Shakira’s star power shines through the most when she takes turns into Afrobeats on “Nassau,” where she’s solo but appears more confident than ever. From her bachata collaboration “Monotonía” with reggaeton star Ozuna, to the regional stylings of “El Jefe” and “(Entre Paréntesis),” Shakira solidifies her commitment to studying the current Latin pop landscape.

She gets a solid assist from the Avengers of Latin songwriting and production: Tainy and Albert Hype, producers for Bad Bunny; Keityn, who has written for Karol G and J Balvin, and Edgar Barrera, a highly acclaimed songwriter for top-charting acts including Grupo Frontera and Peso Pluma, among others.

Meanwhile, her mastery in hitmaking is on full display. The Karol G-featuring “TQG,” whose music video has been viewed on YouTube over a billion times, and her Guinness World Record-winning “Shakira: Bzrp Music Sessions, Vol. 53″ (with Bizarrap),” convey her penchant for memorable and clever one-liners (ahem, “Lucky that my breasts are small and humble, so you don’t confuse them with mountains”). Shakira has already made pop culture history with this album, penning the infamous “Vol. 53” line: “Yo solo hago música, perdón que te salpique,” (“I only make music, sorry if I splashed you”) that has a pun in the last word (salpique) referencing the name of her allegedly unfaithful ex-boyfriend and father of her children. From those early, 2023 records, it was clear Shakira was packing enough emotional and musical ammo to launch this album any way she wanted.


And so she did, choosing to honor the pain just as much as the love. In “(Entre Paréntesis),” a cumbia duet with Grupo Frontera’s Payo Solis, Shakira’s voice occasionally reaches a peak where it feels like it could bend and snap but it doesn’t — and the results are intrinsic growls, raw and magnetic.

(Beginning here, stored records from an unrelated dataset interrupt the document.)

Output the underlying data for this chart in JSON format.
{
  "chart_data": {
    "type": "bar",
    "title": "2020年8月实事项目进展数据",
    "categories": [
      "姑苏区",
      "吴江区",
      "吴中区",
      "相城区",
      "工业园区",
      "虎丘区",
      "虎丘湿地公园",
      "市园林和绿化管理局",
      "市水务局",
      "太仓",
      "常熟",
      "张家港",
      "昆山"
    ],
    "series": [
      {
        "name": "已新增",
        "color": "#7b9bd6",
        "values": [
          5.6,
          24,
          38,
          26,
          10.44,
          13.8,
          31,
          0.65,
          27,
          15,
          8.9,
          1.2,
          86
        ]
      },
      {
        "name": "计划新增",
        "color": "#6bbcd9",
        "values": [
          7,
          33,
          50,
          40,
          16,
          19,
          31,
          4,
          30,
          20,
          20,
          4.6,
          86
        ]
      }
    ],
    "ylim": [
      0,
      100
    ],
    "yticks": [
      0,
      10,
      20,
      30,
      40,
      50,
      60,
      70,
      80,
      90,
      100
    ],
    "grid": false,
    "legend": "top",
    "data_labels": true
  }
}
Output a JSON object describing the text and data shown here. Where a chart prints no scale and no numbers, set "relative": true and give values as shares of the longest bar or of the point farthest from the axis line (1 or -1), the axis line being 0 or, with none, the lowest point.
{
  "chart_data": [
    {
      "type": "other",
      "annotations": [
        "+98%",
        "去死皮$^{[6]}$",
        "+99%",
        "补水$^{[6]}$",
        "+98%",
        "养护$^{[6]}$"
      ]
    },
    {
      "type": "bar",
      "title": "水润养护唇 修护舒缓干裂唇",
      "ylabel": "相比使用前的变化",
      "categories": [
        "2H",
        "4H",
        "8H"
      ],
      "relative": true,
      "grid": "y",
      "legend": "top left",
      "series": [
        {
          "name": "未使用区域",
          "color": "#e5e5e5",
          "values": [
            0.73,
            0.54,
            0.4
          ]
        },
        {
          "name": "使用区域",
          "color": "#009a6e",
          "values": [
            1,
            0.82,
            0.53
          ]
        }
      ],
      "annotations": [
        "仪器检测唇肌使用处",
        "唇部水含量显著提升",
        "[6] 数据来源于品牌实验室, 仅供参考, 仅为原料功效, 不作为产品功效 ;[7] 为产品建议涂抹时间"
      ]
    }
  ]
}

Shakira’s love affairs with the acoustic guitars and piano keys make up the most vulnerable songs on this album like the confessional “Última” and “Acróstico,” which features her two young children. With “Cómo, Dónde y Cuándo” Shakira returns to the framework of guitars and drums she was best known for during her rockstar era with “Pies Descalzos, Sueños Blancos” and the harmonica-driven “Donde Están Los Ladrones.” When dance and disco pop came into play for her later albums, as did reggaeton, rockstar Shakira took a backseat, making this — no matter how updated it may sound to fit 2024 standards — a venture worth appreciating.

Shakira says she created this album as a means of therapy — exorcising any last bit of sorrow attached to her last few years — but, in the scope of the singer’s international legacy, “Las Mujeres Ya No Lloran” is the updated testament to her successful track record. She rejoices in the experimentation and liberation of the new school she helped build.